If you’re disabled and would like some additional support to become a leader or coach then we’d be happy to help you. Please register for the course you’d like to attend and then follow the registration instructions to declare a disability and request the additional support you’d like and we’ll be in touch to arrange it where possible.

Here’s some examples of the support we have provided previously:

  • BSL interpreters
  • Printed resources in large print
  • Support on course (bring a scribe, bring a guide, bring a buddy)
  • Bite size learning (complete a course in smaller chunks)

Click here to find out more about our coaching courses.


Oliver Minns has Cerebral Palsy and a learning disability and qualified as an Athletics Coach in 2016

As an active athlete and member of Orwell Panthers Athletics club he started helping at the club by demonstrating for the coaches and was asked if he wanted to become a coach himself.  He attended an Assistant Coach course where another coach from the club attended with him to scribe and assist him through the course.

He then wanted to continue to the Coach Award.  He wasn’t sure about the theory side of the course so his support coach at Orwell Panthers Margaret Nicholls phoned England Athletics and asked if he could have somebody go with him to support him.  Margaret explains, “They were very enthusiastic about this and let the tutor know that his mother would accompany him to act as a scribe and support Oliver throughout the day. They also said that I could read the questions for the theory on-line.  I was amazed at what he had taken in by the quick answers to the questions; and his dictating of all his plans and theory ready for his assessment.   I wrote down exactly as he said it.  He passed with flying colours.’”

Oliver is now coaching his own group at Orwell Panthers as well as still training himself and competing for Ipswich Harriers.

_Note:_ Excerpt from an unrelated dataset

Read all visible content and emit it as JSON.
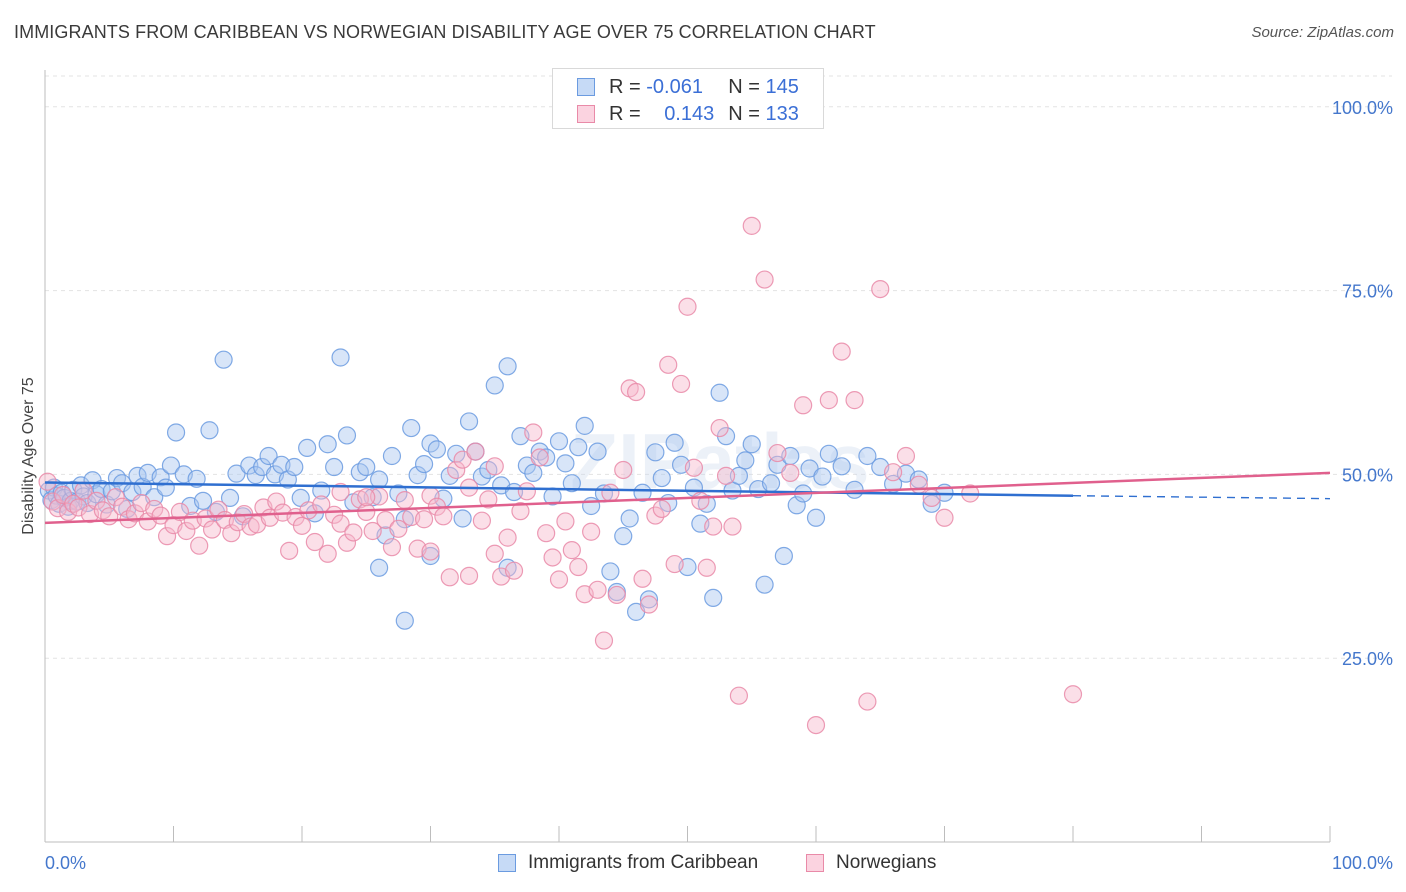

Here’s how Oliver found it: “I was nervous at the start of the course but it got easier as I became more confident and praise from the tutor.  I like being able to say ‘I am here to coach not train – I train at Ipswich Harriers.’ I recommend anybody to become a coach as it about knowledge and skill not about the reading and spellings!”

Mark Palmer has Down’s Syndrome and qualified as a Coaching Assistant in 2018

Mark Palmer Having trained with Exeter Harriers for 10 years, last year Mark decided to take his Level 1 Coaching Assistant course.

‘’I love athletics, especially running.  I want to help others enjoy it too.  My coaches, Brian O’Hare and Kevin Skinner, have helped me a lot and still do.  They are great role models. I like seeing others keeping active, enjoying themselves and making a lot of progress.  It’s good even when the weather is cold and wet.’’

Mark was offered support for the course, he explains how this helped. ‘’I didn’t ask for help but another Exeter Harrier gave me the course book; we took it on holiday to France and each day we read a bit and talked about it.  The really helpful admin person in the England Athletics’ office offered me the course slides beforehand, which was useful.  My Mum sat in on the course in case I needed help, but I didn’t, I was just fine.  Everyone on the course was friendly and we all worked together.  The 2 course tutors were very clear and a lot of the course was practical. ‘’

To other people with disabilities, who are keen on athletics and want to help others and become a coach, I say, “Go for it!”.